Una mañana los periódicos, ahora sólo de un par de páginas, ocuparon sus tiradas con un monográfico fascinante:  

     ¡HA ESTALLADO LA ESPERANZA! 

     El titular ocupaba la totalidad de las portadas. A doble página fotos de los niños que habían superado el problema, y una entrevista al doctor Pérez Peña, máxima eminencia en neurología, en la que se podía leer:

       “La mente infantil nos ha desvelado ser aún más compleja que la de un adulto. Tras minuciosos e intensivos estudios, hemos llegado a la conclusión, hoy por hoy imposible de demostrar, de que la mente de un niño, difiere sustancialmente de lo que hasta hoy se conocía.

      Hemos llamado “Área de Takina” a una zona del lóbulo frontal, que creemos coordina la actividad creadora del niño. Tras estudiar a un importante número de personas afectadas, y cotejarlas con otras con gran imaginación y aptitudes creadoras, en diversos estudios clínicos, hemos constatado que todas ellas, presentaban una mayor actividad en esta zona del cerebro que el resto de los individuos de la muestra. Ello nos lleva a concluir que los niños han enfermado por falta de actividad neural en dicha área. En la fase experimental se comprobó que después de delicadas y continuas dosis de fantasía creadora, sus mentes han comenzado a despertar y su evolución ha sido francamente espectacular.

      Mario, Juan y David, fueron los primeros en salir de su letargo.

      Un buen día, mientras escuchaban una de aquellas historias, cada uno la suya, abrieron los ojos y atendieron con la mirada el transcurso de la narración.

Mario fue el primero. Su abuela, no detuvo su narración al verlo reaccionar.  Sonrió y siguió como si nada ocurriera, hasta concluir. Luego avisó a la familia para hacerles partícipes de la buena noticia.

      Acudió un tropel de médicos a estudiar el caso, y en ello estaban cuando se les avisó que otro paciente acababa de despertar.

      Aquella mañana sólo fueron tres.

      Entonces sí que se recurrió a la técnica. Los teléfonos ardían, los ordenadores se bloqueaban, se oían voces en la radio, en las televisiones, en las calles. La algarabía era cosquilleante.

      La terapia se hizo extensiva a toda la población de O a 18 años. Por prescripción médica, se sucedían las lecturas, las clases de pintura, de música, los coloquios, los juegos de ingenio, talleres manuales de todo tipo. Miles de voluntarios pasaban cada día para charlar y entretener a los niños. Se sucedían los titulares felices. En cuestión de unas semanas, los niños volvieron a reír, a jugar, a hacer preguntas y travesuras.

      El planeta respiró.

      No se trató pues, de ningún plan de atroz terrorismo, ni de una revolución cibernética. La razón era un error plenamente humano.

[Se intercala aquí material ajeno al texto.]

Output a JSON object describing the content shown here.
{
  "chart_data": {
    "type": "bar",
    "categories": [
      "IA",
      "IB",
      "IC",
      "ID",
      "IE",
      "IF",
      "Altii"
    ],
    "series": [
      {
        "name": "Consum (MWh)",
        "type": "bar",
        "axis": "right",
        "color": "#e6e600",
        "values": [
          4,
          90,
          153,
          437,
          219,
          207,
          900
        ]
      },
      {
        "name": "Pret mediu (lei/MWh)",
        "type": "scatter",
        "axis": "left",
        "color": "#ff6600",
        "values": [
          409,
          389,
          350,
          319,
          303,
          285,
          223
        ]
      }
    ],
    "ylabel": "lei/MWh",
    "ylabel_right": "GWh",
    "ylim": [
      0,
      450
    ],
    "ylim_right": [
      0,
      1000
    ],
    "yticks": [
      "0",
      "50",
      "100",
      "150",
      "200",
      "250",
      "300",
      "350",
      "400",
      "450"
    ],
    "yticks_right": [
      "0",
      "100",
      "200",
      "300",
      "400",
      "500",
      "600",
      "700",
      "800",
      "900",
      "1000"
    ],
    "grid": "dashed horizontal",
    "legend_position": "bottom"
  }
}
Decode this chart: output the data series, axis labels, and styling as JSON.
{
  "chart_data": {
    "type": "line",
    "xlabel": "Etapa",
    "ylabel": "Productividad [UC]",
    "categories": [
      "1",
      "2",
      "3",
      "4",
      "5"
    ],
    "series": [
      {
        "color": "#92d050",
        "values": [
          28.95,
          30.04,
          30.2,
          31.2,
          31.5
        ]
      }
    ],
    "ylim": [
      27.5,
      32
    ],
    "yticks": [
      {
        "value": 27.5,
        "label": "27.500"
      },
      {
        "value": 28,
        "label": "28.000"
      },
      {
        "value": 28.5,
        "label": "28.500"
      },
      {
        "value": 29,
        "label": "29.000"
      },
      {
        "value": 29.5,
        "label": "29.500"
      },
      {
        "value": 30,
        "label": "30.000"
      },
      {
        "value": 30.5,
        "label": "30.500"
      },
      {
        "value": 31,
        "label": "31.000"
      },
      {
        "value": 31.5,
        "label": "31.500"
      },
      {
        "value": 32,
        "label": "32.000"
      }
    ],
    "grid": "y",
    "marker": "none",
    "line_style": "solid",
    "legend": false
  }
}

      Habíamos alterado sin saberlo, la esencia de lo más preciado para todos, nuestros propios hijos, nuestro futuro.

      Por esta vez aprendimos la lección, y cabía esperar que habiendo resultado tan dura, prevaleciera para varias generaciones.

      Sin que hubiese habido acuerdos, cada localidad, cada ciudad, cada ayuntamiento organizó una fiesta mágica por las mismas fechas. Y todas ellas acabaron en un estruendoso y luminoso castillo de fuegos de artificio.

      El mundo vibró y su luz viajaría durante muchos, muchos años a lo largo del universo.

    Cuando Takina regresó a casa, pudo contar a su pueblo una nueva historia, sin gulas ni efrits, pero repletas de cariño hacia todos los amigos que había dejado allá.

Los del pueblo se sorprendían enormemente, maravillados de que Takina pudiera crear por sí mismo aquellas fantasías tan extrañas, de máquinas que devoraban las mentes de los niños. Algunos pensaban que allá le habían tocado algún tornillo en la suya.

¿Quién iba a creerse que pudieran existir artilugios semejantes? Claro, que un cuento es un cuento…

Y como Takina nos enseñó, acabo mi historia repitiendo:

“Y así acaba mi cuentecito, que no es feo y sí es bonito”.